Wages aren't even growing, let alone at a record rate
The standards of modern journalism:
Wages in the United Kingdom grew 7.8% in the three months to June, the fastest annual rate since records began, the Office for National Statistics said Tuesday.
“Coupled with lower inflation, this means the position on people’s real pay is recovering,” said ONS director of economic statistics Darren Morgan.
UK consumer prices rose 7.9% in June compared with June 2022.
Sigh. If wages are rising slower than inflation then real wages are falling, not growing at all. Given that we have had real wage rises within living memory this also isn’t the fastest wages have grown since records began, either.

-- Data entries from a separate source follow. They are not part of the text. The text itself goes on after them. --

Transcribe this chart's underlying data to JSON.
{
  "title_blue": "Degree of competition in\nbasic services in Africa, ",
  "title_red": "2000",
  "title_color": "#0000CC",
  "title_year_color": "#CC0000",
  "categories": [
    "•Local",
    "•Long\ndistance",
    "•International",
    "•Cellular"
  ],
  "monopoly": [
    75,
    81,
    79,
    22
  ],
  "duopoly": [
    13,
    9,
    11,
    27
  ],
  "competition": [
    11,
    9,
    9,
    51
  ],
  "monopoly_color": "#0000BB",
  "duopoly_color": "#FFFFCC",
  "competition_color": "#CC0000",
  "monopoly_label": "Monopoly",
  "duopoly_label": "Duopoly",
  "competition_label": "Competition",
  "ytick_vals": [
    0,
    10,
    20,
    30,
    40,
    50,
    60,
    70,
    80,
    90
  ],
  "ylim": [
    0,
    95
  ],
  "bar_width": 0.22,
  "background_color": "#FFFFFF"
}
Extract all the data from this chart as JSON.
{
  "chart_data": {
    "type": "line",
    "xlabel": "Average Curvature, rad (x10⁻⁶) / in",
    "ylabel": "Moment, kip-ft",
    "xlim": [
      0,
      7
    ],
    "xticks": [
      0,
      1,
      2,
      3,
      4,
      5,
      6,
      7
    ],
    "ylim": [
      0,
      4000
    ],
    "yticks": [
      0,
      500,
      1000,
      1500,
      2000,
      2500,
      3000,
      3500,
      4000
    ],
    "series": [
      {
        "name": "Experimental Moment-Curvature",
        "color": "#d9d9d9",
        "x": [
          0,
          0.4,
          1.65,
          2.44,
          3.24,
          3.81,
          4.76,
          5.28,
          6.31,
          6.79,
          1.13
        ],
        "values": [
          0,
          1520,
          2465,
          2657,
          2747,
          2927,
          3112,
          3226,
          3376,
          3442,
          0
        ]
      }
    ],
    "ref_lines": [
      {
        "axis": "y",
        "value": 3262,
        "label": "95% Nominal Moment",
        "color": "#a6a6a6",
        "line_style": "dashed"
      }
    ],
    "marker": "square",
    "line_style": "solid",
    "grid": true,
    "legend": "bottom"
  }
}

As to why wages aren’t growing as we’d hope and expect them to this is not, sadly, some aberration of macroeconomics and the fiscal stance. Instead it’s because the country is beclowned with people insisting that they’re creating jobs. With solar and boilers and wind mills and low traffic zones and ULEZs and all the rest.
All of these things - and many more - could be good things to do. We don’t think so but that’s us not some insistence of the universe. What is absolutely true though is that the benefits of these things, even by the definitions of those promoting them, are not in hard cash numbers. They’re in things we do not include in GDP, they’re about externalities to market prices and processes.
OK, but that means that the benefits of them do not arrive in wages, one of those hard cash numbers which are market prices. We’re deliberately spending our wealth and effort on things which even if they have benefits do not, by definition, benefit real wages. Because, by definition again, those externalities are not things that we spend our wages upon. Then people wonder why wages aren’t rising.
It’s not just journalism that gets wages wrong. Sadly, it’s the entire body politic. Everyone shouting that solar provides more jobs than nuclear - something which is both true and which many people do say - and therefore we must have more solar is pushing down labour productivity and thus all the wages in the entire country. That’s just the way reality works.